LANÇAMENTOS DO MÊS EM DVD
coluna mensal

COLEÇÃO W. C. FIELDS:
Seis Curtas de W.C Fields, Vários
O Selvagem, Gregory La Cava
O Guarda, Edward Cline
(Magnus Opus)

O tempo não foi muito justo com W.C. Fields, que hoje está bem esquecido (ao menos fora dos EUA). Boa oportunidade, portanto, é essa caixa da Magnus Opus, até porque o comediante mal humorado e impaciente casa bem com estes tempos em que é cool fazer humor politicamente incorreto. Mais interessante do que Fields (que não é nenhum Groucho Marx ou Harold Lloyd), são particularidades da seleção. O menos interessante dos filmes é o mais famoso, O Guarda, que sofre com uma direção arrastada, mas tem lá a sua graça, especialmente quando Fields se vê acidentalmente empregado como diretor de cinema. O Selvagem nós dá rara oportunidade de nos encontrarmos com Gregory La Cava, um dos grandes cultores da comédia sofisticada dos anos 30 (atenção para Irene, a Teimosa, existente em VHS), em início da carreira. La Cava e Fields é um casamento de sensibilidades muito estranho, o que por si só é motivo para conferi-lo. Por fim, a irregular seleção de curtas inclui dois filmes de Arthur Ripley, uma das interessantes carreiras obscuras de Hollywood (que vai da década de 10 até o final dos anos 50), responsável por perolas como o noir surrealista The Chase e o road movie existencial Thunder Road (um autêntico precursor de Monte Hellman). Não se trata do melhor trabalho de Ripley, mas na ausência de filmes maiores dele está valendo.

 
O PREÇO DE UMA VERDADE, de Billy Ray
Shattered Glass, EUA, 2003
(Columbia)

Pode-se apontar nesta estréia do diretor Billy Ray um excesso de cacoetes de cinema independente americano, assim como um visual duro que deixa bem claro as origens como roteirista do diretor. Mesmo assim, é difícil negar a boa mão dele para com os atores, e especialmente a habilidade com que nos conduz pela história verídica do jovem jornalista que produziu divertidas matérias ficcionais durante anos numa das revistas semanais mais respeitadas dos EUA. Ray é especialmente feliz na forma como sugere as diferentes maneiras pelas quais colegas, amigos e leitores se dispõem a comprar as mentiras do farsante. A lamentar a ausência da bastante interessante faixa de comentário existente no DVD americano, não apenas pela honestidade de Ray sobre assuntos como alterações pós-exibições-teste e cenas salvas pelo montador, mas também pela presença do ex-editor da revista (interpretado por Peter Sarsgard no filme) criando um efeito fascinante de ver uma figura verídica comentando sua versão romantizada na tela. Com sorte, a Columbia a incluirá na versão para venda direta.
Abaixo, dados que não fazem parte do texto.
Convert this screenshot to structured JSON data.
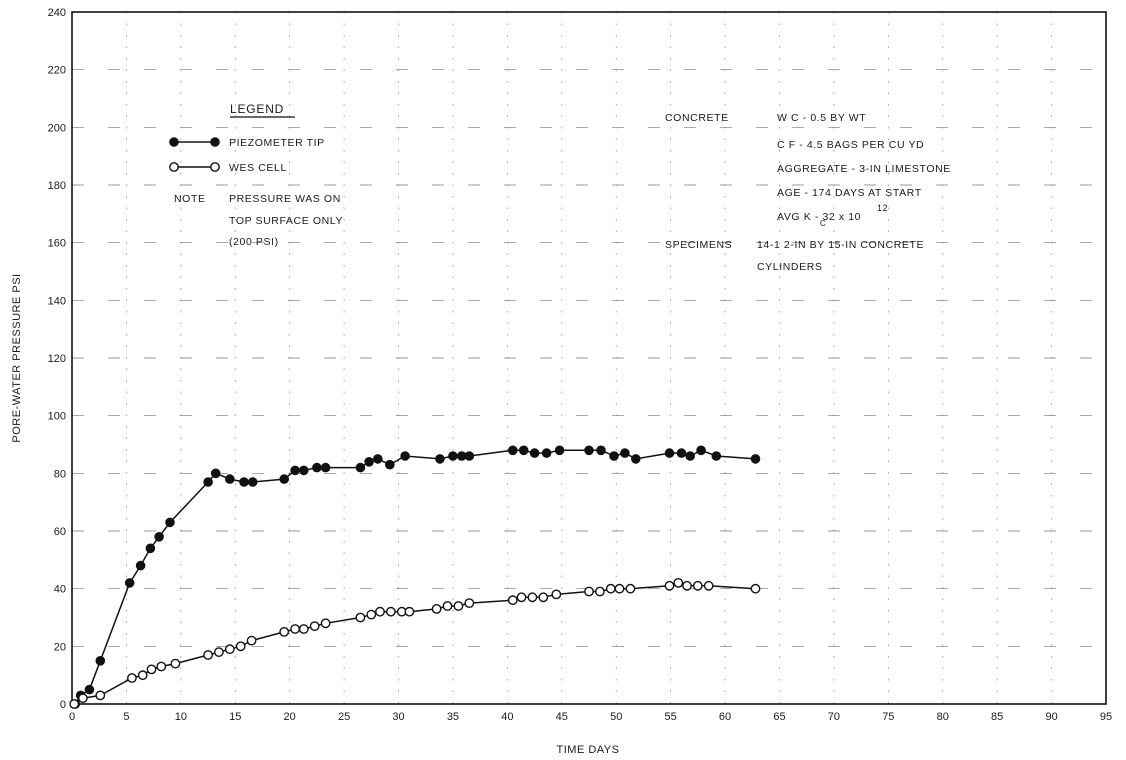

RIO VERMELHO, de Howard Hawks
Red River, EUA, 1948
(Playarte)

Hawks coloca o elemento humano num tema épico. Trata-se de um dos seus melhores e mais complexos filmes. A estrutura aqui está mais próxima das comédias com a personagem de John Wayne sendo destruída, para poder ao fim ressurgir (não à toa os fazendeiros-vilões de El Dorado e Rio Lobo muito se assemelham a Wayne aqui). Estamos também diante de um fascinante documentário sobre uma filmagem caótica na qual Hawks constrói dramaticamente o filme ao longo do processo, mudando as forças que duelam pelo poder (o co-protagonista original John Ireland desaparecendo ao fundo enquanto o jovem Montgomery Clift se afirma como o verdadeiro antagonista de Wayne). È uma rara oportunidade de sentir como um filme pode ser achado enquanto é feito. O elenco todo é notável e o final, na sua abrupta radicalidade, é um bom argumento contra quem acredita que Hawks é um mero exemplar do cinema clássico. Mais pesado e pessimista que outros filmes do cineasta, pode pegar de surpresa o espectador desprevenido, mas como todo Howard Hawks maior é obra essencial.

 
A VIÚVA ALEGRE, de Ernst Lubitsch
The Merry Widow, EUA, 1934
(Classic Line)

A mais encantadora das operetas hollywoodianas, com o melhor casal possível (Maurice Chavalier e Jeanette McDonald) e dirigida pelo grande cineasta a ter se aventurado pelo gênero. O que Lubitsch faz aqui é um pouco uma grande despedida para algo que já então estava saindo de moda. Os closes que Lubitsch retira de Jeannete McDonald entregam o projeto crepuscular do filme (há aqui toda uma fascinação por uma arte que já não tem lugar). Da mesma forma, a trama em tom de farsa se aproxima mais das comédias que o cineasta realizava na época do que de um Monte Carlo. O que torna A Viúva Alegre ainda mais tocante e pessoal é justamente o modo como Lubitsch consegue se inserir no filme, ele próprio um homem tão crepuscular quanto a arte para a qual diz adeus. A Classic Line, mais uma vez, confirma ser entre as nossas distribuidoras aquela que faz o melhor trabalho de escavação de títulos e cineastas pouco óbvios e/ou fora de moda, mas segue oferecendo edições desprovidas de atrativos nos extras.

 
ZAROFF, O CAÇADOR DE VIDAS, de Irving Pichel e Ernest Schoedsack
The Most Dangerous Game, EUA, 1932
(Magnus Opus)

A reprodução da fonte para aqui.